The noted investor and entrepreneur James Altucher posted a piece on running a business on TechCrunch. The piece got a lot of positive reviews, but we took issue with some of the points raised in it.
While it can be very useful to try to narrow things down to the most simple, elegant form, and remove any distractions, over-simplification often leads astray. For instance, regarding incorporation:
1) C Corp or S Corp or LLC?
C-Corp if you ever want to take on investors or sell to another company.
This thinking has changed. In the first d0t-com wave, S-Corp was the norm, and mandated form if you wanted to take in venture capital. Nowadays, almost all bootstrapped companies that we work with are LLCs, and convert only if and when needed.

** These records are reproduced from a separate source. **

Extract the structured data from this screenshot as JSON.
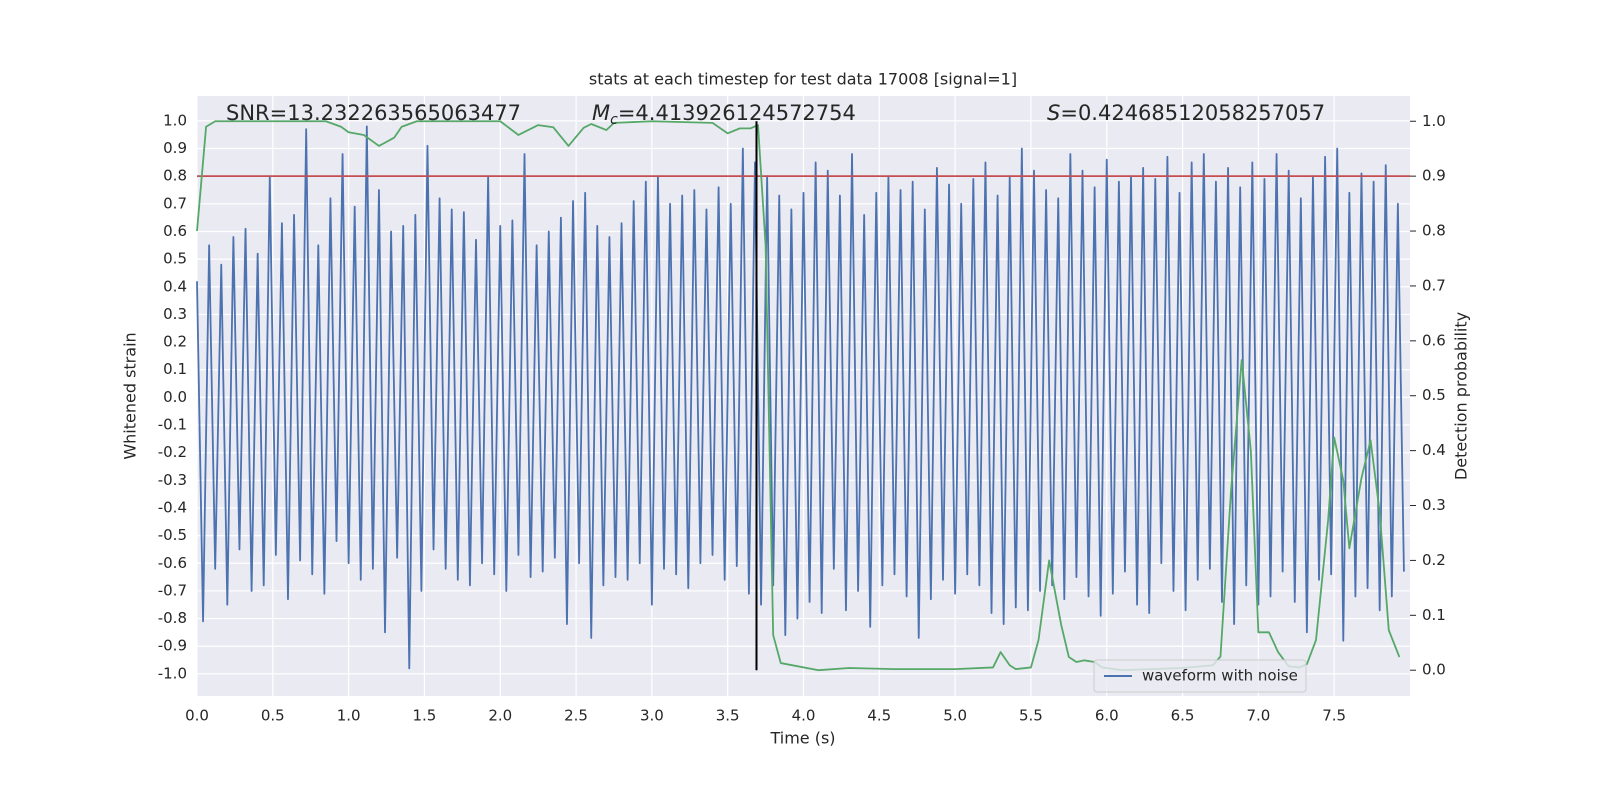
{
  "chart_data": {
    "type": "line",
    "title": "stats at each timestep for test data 17008 [signal=1]",
    "xlabel": "Time (s)",
    "ylabel": "Whitened strain",
    "y2label": "Detection probability",
    "annotations": [
      {
        "text": "SNR=13.232263565063477"
      },
      {
        "symbol": "M",
        "sub": "c",
        "text": "=4.413926124572754"
      },
      {
        "symbol": "S",
        "text": "=0.42468512058257057"
      }
    ],
    "xlim": [
      0,
      8
    ],
    "ylim": [
      -1.08,
      1.09
    ],
    "y2lim": [
      -0.047,
      1.046
    ],
    "xticks": [
      {
        "value": 0,
        "label": "0.0"
      },
      0.5,
      {
        "value": 1,
        "label": "1.0"
      },
      1.5,
      {
        "value": 2,
        "label": "2.0"
      },
      2.5,
      {
        "value": 3,
        "label": "3.0"
      },
      3.5,
      {
        "value": 4,
        "label": "4.0"
      },
      4.5,
      {
        "value": 5,
        "label": "5.0"
      },
      5.5,
      {
        "value": 6,
        "label": "6.0"
      },
      6.5,
      {
        "value": 7,
        "label": "7.0"
      },
      7.5
    ],
    "yticks": [
      {
        "value": -1,
        "label": "-1.0"
      },
      -0.9,
      -0.8,
      -0.7,
      -0.6,
      -0.5,
      -0.4,
      -0.3,
      -0.2,
      -0.1,
      {
        "value": 0,
        "label": "0.0"
      },
      0.1,
      0.2,
      0.3,
      0.4,
      0.5,
      0.6,
      0.7,
      0.8,
      0.9,
      {
        "value": 1,
        "label": "1.0"
      }
    ],
    "y2ticks": [
      {
        "value": 0,
        "label": "0.0"
      },
      0.1,
      0.2,
      0.3,
      0.4,
      0.5,
      0.6,
      0.7,
      0.8,
      0.9,
      {
        "value": 1,
        "label": "1.0"
      }
    ],
    "grid": true,
    "legend": "lower right",
    "hline": {
      "value": 0.9,
      "axis": "y2",
      "color": "#c44e52"
    },
    "vline": {
      "value": 3.69,
      "from": 0,
      "to": 1,
      "axis": "y2",
      "color": "#000000"
    },
    "series": [
      {
        "name": "waveform with noise",
        "color": "#4c72b0",
        "x": [
          0,
          0.04,
          0.08,
          0.12,
          0.16,
          0.2,
          0.24,
          0.28,
          0.32,
          0.36,
          0.4,
          0.44,
          0.48,
          0.52,
          0.56,
          0.6,
          0.64,
          0.68,
          0.72,
          0.76,
          0.8,
          0.84,
          0.88,
          0.92,
          0.96,
          1,
          1.04,
          1.08,
          1.12,
          1.16,
          1.2,
          1.24,
          1.28,
          1.32,
          1.36,
          1.4,
          1.44,
          1.48,
          1.52,
          1.56,
          1.6,
          1.64,
          1.68,
          1.72,
          1.76,
          1.8,
          1.84,
          1.88,
          1.92,
          1.96,
          2,
          2.04,
          2.08,
          2.12,
          2.16,
          2.2,
          2.24,
          2.28,
          2.32,
          2.36,
          2.4,
          2.44,
          2.48,
          2.52,
          2.56,
          2.6,
          2.64,
          2.68,
          2.72,
          2.76,
          2.8,
          2.84,
          2.88,
          2.92,
          2.96,
          3,
          3.04,
          3.08,
          3.12,
          3.16,
          3.2,
          3.24,
          3.28,
          3.32,
          3.36,
          3.4,
          3.44,
          3.48,
          3.52,
          3.56,
          3.6,
          3.64,
          3.68,
          3.72,
          3.76,
          3.8,
          3.84,
          3.88,
          3.92,
          3.96,
          4,
          4.04,
          4.08,
          4.12,
          4.16,
          4.2,
          4.24,
          4.28,
          4.32,
          4.36,
          4.4,
          4.44,
          4.48,
          4.52,
          4.56,
          4.6,
          4.64,
          4.68,
          4.72,
          4.76,
          4.8,
          4.84,
          4.88,
          4.92,
          4.96,
          5,
          5.04,
          5.08,
          5.12,
          5.16,
          5.2,
          5.24,
          5.28,
          5.32,
          5.36,
          5.4,
          5.44,
          5.48,
          5.52,
          5.56,
          5.6,
          5.64,
          5.68,
          5.72,
          5.76,
          5.8,
          5.84,
          5.88,
          5.92,
          5.96,
          6,
          6.04,
          6.08,
          6.12,
          6.16,
          6.2,
          6.24,
          6.28,
          6.32,
          6.36,
          6.4,
          6.44,
          6.48,
          6.52,
          6.56,
          6.6,
          6.64,
          6.68,
          6.72,
          6.76,
          6.8,
          6.84,
          6.88,
          6.92,
          6.96,
          7,
          7.04,
          7.08,
          7.12,
          7.16,
          7.2,
          7.24,
          7.28,
          7.32,
          7.36,
          7.4,
          7.44,
          7.48,
          7.52,
          7.56,
          7.6,
          7.64,
          7.68,
          7.72,
          7.76,
          7.8,
          7.84,
          7.88,
          7.92,
          7.96
        ],
        "values": [
          0.42,
          -0.81,
          0.55,
          -0.62,
          0.48,
          -0.75,
          0.58,
          -0.55,
          0.61,
          -0.7,
          0.52,
          -0.68,
          0.8,
          -0.57,
          0.63,
          -0.73,
          0.66,
          -0.59,
          0.97,
          -0.64,
          0.55,
          -0.71,
          0.72,
          -0.52,
          0.88,
          -0.6,
          0.69,
          -0.66,
          0.98,
          -0.62,
          0.75,
          -0.85,
          0.6,
          -0.58,
          0.62,
          -0.98,
          0.66,
          -0.7,
          0.91,
          -0.55,
          0.72,
          -0.62,
          0.68,
          -0.66,
          0.67,
          -0.68,
          0.57,
          -0.6,
          0.8,
          -0.64,
          0.62,
          -0.7,
          0.64,
          -0.57,
          0.88,
          -0.65,
          0.55,
          -0.63,
          0.6,
          -0.58,
          0.65,
          -0.82,
          0.71,
          -0.6,
          0.74,
          -0.87,
          0.62,
          -0.68,
          0.58,
          -0.65,
          0.63,
          -0.66,
          0.71,
          -0.6,
          0.78,
          -0.75,
          0.8,
          -0.62,
          0.7,
          -0.64,
          0.73,
          -0.69,
          0.75,
          -0.6,
          0.68,
          -0.57,
          0.76,
          -0.66,
          0.7,
          -0.61,
          0.9,
          -0.71,
          0.85,
          -0.75,
          0.8,
          -0.68,
          0.73,
          -0.86,
          0.68,
          -0.8,
          0.74,
          -0.74,
          0.85,
          -0.78,
          0.82,
          -0.62,
          0.73,
          -0.77,
          0.88,
          -0.7,
          0.66,
          -0.83,
          0.74,
          -0.68,
          0.8,
          -0.64,
          0.75,
          -0.72,
          0.78,
          -0.87,
          0.68,
          -0.73,
          0.83,
          -0.66,
          0.77,
          -0.71,
          0.7,
          -0.64,
          0.79,
          -0.68,
          0.85,
          -0.78,
          0.73,
          -0.82,
          0.8,
          -0.76,
          0.9,
          -0.77,
          0.82,
          -0.7,
          0.75,
          -0.68,
          0.72,
          -0.73,
          0.88,
          -0.65,
          0.82,
          -0.72,
          0.76,
          -0.79,
          0.86,
          -0.71,
          0.78,
          -0.63,
          0.8,
          -0.75,
          0.83,
          -0.78,
          0.79,
          -0.6,
          0.87,
          -0.7,
          0.74,
          -0.77,
          0.85,
          -0.66,
          0.88,
          -0.62,
          0.78,
          -0.74,
          0.83,
          -0.82,
          0.76,
          -0.68,
          0.85,
          -0.75,
          0.79,
          -0.72,
          0.88,
          -0.63,
          0.82,
          -0.74,
          0.72,
          -0.85,
          0.8,
          -0.66,
          0.87,
          -0.64,
          0.9,
          -0.88,
          0.74,
          -0.72,
          0.81,
          -0.69,
          0.78,
          -0.77,
          0.84,
          -0.72,
          0.7,
          -0.63
        ]
      },
      {
        "color": "#55a868",
        "axis": "y2",
        "x": [
          0,
          0.06,
          0.12,
          0.3,
          0.5,
          0.7,
          0.85,
          0.95,
          1.0,
          1.1,
          1.2,
          1.3,
          1.35,
          1.45,
          1.7,
          2.0,
          2.12,
          2.25,
          2.35,
          2.45,
          2.55,
          2.6,
          2.7,
          2.75,
          3.0,
          3.4,
          3.5,
          3.58,
          3.65,
          3.7,
          3.75,
          3.8,
          3.85,
          4.1,
          4.3,
          4.6,
          5.0,
          5.25,
          5.3,
          5.36,
          5.4,
          5.5,
          5.55,
          5.62,
          5.7,
          5.75,
          5.8,
          5.85,
          5.92,
          5.97,
          6.1,
          6.5,
          6.7,
          6.75,
          6.82,
          6.89,
          6.95,
          7.0,
          7.07,
          7.13,
          7.2,
          7.27,
          7.32,
          7.38,
          7.46,
          7.5,
          7.56,
          7.6,
          7.68,
          7.74,
          7.8,
          7.86,
          7.93
        ],
        "values": [
          0.8,
          0.99,
          1.0,
          1.0,
          1.0,
          1.0,
          1.0,
          0.99,
          0.98,
          0.975,
          0.955,
          0.97,
          0.99,
          1.0,
          1.0,
          1.0,
          0.975,
          0.993,
          0.989,
          0.955,
          0.988,
          0.995,
          0.984,
          0.997,
          1.0,
          0.997,
          0.978,
          0.987,
          0.987,
          0.993,
          0.774,
          0.064,
          0.013,
          0.0,
          0.004,
          0.002,
          0.002,
          0.005,
          0.033,
          0.009,
          0.002,
          0.005,
          0.055,
          0.2,
          0.082,
          0.024,
          0.015,
          0.018,
          0.015,
          0.005,
          0.0,
          0.004,
          0.009,
          0.025,
          0.328,
          0.565,
          0.401,
          0.069,
          0.069,
          0.033,
          0.007,
          0.005,
          0.011,
          0.055,
          0.273,
          0.424,
          0.346,
          0.222,
          0.35,
          0.419,
          0.288,
          0.073,
          0.024
        ]
      }
    ]
  }
}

And regarding VCs as advisors:
13) Do you listen to venture capitalist?
Yes, of course. They gave you money. But then don’t do anything they ask you to do.

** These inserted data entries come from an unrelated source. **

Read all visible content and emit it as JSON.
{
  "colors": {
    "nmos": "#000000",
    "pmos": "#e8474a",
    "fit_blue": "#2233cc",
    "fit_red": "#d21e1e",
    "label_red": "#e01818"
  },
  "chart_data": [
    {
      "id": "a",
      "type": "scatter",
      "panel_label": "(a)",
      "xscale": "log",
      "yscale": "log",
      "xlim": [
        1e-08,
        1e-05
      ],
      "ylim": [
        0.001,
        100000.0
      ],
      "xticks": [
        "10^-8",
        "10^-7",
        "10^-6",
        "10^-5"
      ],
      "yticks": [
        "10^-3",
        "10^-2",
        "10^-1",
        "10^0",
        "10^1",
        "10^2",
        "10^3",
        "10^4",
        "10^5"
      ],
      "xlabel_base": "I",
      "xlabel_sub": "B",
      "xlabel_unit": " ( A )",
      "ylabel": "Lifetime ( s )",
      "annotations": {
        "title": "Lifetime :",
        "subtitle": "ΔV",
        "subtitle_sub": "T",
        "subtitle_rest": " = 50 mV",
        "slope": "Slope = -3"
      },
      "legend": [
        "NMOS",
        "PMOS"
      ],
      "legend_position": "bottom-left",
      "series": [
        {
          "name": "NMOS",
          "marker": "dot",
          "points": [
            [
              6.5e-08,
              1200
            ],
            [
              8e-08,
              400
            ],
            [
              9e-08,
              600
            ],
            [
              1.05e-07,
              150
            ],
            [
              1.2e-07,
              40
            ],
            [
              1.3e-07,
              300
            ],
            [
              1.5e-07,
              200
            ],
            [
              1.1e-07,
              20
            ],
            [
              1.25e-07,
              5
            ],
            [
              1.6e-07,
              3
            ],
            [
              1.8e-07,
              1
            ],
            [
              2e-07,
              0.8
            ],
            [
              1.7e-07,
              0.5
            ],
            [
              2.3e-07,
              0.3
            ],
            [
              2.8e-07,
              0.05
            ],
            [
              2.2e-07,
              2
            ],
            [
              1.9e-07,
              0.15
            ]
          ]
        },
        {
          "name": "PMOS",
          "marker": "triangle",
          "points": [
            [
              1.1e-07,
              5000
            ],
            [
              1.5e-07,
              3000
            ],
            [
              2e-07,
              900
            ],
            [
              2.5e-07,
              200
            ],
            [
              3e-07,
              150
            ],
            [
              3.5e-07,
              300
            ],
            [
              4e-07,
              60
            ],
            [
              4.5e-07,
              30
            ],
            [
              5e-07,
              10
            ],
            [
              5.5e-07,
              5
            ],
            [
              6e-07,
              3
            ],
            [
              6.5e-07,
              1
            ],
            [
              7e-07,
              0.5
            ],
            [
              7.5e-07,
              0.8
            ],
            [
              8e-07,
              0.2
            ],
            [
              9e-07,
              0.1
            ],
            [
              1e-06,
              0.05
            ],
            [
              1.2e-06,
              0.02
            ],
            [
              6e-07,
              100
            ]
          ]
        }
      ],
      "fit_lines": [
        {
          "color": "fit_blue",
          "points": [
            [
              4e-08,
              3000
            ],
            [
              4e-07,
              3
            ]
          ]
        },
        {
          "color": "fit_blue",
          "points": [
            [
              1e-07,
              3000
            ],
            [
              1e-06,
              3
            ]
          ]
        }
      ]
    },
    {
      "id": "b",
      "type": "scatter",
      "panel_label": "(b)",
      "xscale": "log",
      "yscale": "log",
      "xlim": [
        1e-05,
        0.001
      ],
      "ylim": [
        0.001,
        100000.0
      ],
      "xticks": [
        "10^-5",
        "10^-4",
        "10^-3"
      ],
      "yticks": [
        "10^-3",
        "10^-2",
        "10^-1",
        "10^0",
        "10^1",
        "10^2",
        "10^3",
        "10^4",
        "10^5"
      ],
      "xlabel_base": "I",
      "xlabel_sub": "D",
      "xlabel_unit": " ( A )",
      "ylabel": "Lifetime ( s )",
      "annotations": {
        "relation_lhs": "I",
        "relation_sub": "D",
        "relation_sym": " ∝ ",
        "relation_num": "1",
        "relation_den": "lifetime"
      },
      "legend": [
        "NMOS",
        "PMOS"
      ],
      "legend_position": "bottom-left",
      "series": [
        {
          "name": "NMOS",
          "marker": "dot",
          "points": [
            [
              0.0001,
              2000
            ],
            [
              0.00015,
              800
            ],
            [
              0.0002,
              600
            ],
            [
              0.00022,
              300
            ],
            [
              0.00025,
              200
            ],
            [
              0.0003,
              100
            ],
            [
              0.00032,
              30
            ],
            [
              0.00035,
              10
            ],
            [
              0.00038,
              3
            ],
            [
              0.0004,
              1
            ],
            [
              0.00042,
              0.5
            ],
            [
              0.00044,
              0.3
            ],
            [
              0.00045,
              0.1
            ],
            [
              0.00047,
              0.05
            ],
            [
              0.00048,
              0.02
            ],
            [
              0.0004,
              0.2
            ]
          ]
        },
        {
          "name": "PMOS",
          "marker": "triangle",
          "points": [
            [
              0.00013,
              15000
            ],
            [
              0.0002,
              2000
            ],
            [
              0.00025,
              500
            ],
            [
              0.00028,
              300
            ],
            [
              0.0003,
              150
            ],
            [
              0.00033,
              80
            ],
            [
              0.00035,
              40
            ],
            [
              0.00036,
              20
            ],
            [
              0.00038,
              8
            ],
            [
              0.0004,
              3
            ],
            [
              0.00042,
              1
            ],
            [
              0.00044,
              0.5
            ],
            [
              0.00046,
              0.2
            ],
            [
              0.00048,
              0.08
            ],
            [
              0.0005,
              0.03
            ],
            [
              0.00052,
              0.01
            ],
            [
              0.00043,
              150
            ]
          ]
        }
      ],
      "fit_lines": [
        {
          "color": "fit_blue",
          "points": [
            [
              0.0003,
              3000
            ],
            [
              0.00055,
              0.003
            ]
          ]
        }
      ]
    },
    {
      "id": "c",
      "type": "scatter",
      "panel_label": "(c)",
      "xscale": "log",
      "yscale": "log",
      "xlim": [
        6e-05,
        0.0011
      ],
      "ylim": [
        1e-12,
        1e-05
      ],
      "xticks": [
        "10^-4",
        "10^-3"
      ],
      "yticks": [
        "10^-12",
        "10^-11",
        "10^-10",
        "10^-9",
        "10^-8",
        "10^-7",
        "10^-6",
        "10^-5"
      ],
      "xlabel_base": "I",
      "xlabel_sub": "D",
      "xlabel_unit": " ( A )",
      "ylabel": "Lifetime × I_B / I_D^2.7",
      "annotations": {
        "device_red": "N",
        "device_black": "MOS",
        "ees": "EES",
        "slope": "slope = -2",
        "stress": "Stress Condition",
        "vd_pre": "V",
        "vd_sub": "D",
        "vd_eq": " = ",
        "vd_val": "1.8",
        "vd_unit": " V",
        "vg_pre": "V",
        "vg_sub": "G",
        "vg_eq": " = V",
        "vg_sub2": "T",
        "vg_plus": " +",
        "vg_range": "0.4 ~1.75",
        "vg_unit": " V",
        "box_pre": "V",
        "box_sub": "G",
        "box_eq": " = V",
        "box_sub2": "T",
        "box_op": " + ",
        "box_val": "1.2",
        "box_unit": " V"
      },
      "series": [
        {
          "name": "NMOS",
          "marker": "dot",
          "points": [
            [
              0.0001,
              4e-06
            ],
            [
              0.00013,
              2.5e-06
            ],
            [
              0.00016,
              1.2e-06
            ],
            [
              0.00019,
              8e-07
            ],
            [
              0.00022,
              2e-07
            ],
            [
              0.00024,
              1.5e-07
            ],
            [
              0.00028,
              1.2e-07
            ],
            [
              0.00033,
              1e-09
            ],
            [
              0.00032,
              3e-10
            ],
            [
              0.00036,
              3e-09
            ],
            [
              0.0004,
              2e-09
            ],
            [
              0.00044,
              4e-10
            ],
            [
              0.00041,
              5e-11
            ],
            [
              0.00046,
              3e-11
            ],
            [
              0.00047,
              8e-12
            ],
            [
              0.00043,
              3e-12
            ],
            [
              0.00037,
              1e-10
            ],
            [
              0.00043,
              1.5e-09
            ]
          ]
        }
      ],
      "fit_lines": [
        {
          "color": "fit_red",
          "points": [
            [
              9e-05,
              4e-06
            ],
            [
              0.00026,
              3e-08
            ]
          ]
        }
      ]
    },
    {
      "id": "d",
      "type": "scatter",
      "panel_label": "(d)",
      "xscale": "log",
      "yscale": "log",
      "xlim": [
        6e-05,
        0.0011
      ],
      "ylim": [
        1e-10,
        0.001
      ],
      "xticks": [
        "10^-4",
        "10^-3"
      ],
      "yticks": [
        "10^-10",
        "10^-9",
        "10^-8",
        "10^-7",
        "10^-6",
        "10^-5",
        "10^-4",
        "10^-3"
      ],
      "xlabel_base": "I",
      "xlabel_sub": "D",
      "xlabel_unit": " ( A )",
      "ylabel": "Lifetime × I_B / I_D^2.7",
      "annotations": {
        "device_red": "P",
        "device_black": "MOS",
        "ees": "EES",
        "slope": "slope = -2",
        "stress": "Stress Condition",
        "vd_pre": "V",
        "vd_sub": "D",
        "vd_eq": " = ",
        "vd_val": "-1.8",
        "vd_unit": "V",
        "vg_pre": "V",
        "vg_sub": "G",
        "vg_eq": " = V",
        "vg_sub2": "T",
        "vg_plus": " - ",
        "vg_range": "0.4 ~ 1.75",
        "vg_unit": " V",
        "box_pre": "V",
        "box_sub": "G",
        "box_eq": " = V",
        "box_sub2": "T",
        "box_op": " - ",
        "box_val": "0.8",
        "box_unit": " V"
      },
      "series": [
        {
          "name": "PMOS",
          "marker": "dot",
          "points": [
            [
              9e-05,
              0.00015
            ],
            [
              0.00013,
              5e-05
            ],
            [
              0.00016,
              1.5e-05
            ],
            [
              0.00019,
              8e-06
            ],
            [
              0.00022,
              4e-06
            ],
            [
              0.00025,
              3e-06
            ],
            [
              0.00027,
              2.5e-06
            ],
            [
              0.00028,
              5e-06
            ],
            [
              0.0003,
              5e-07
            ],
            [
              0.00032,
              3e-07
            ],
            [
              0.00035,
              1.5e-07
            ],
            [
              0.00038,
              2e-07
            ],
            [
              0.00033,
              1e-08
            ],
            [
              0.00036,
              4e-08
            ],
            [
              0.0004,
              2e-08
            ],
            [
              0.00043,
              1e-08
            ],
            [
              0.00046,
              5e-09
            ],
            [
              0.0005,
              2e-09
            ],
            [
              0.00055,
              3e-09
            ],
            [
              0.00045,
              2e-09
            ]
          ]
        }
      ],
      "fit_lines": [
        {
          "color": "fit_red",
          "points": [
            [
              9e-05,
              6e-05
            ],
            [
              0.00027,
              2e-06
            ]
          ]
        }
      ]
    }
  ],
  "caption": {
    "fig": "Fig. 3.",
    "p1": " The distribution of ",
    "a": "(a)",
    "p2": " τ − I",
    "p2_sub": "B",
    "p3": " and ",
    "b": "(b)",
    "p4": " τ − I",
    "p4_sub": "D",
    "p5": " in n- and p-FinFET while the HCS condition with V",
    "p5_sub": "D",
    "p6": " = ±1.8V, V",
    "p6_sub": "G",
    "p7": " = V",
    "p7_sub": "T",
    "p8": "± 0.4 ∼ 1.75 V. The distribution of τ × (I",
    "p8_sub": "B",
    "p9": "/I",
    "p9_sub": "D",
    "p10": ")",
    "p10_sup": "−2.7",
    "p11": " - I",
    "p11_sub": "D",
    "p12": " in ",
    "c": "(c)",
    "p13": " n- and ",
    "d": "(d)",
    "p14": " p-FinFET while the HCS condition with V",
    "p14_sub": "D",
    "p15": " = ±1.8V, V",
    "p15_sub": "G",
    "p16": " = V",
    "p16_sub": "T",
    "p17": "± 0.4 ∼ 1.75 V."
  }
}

That’s a surefire way to piss off your board.
21) Should I ever focus on SEO?
I’ve seen B2B SaaS companies use content marketing + SEO to generate significant, well-qualified volumes of leads. Whitepapers = corporate candy. SEO (white-hat techniques only, please) on them makes them that much better.

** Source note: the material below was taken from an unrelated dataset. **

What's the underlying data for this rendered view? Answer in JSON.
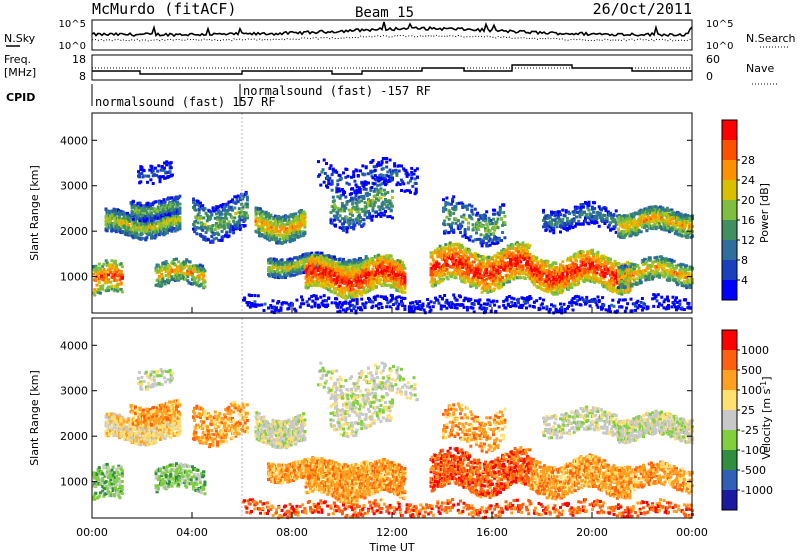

22) Should I do social media marketing?
I’ve seen B2C companies with huge success using social media. Dell Outlet on Twitter has over 1M followers and good results. If the point is that startups can’t leverage it as effectively, then fair enough. But it’s worthwhile, especially if you can let an intern manage it.
81) My wife/husband thinks I spend too much time on my startup?
Divorce them or close your business.
Hmm… Doesn’t sound like sage advice. If you have a supportive spouse or partner that can listen to you and let you vent as you go through any startup’s trials and tribulations, you’ll be that much better off.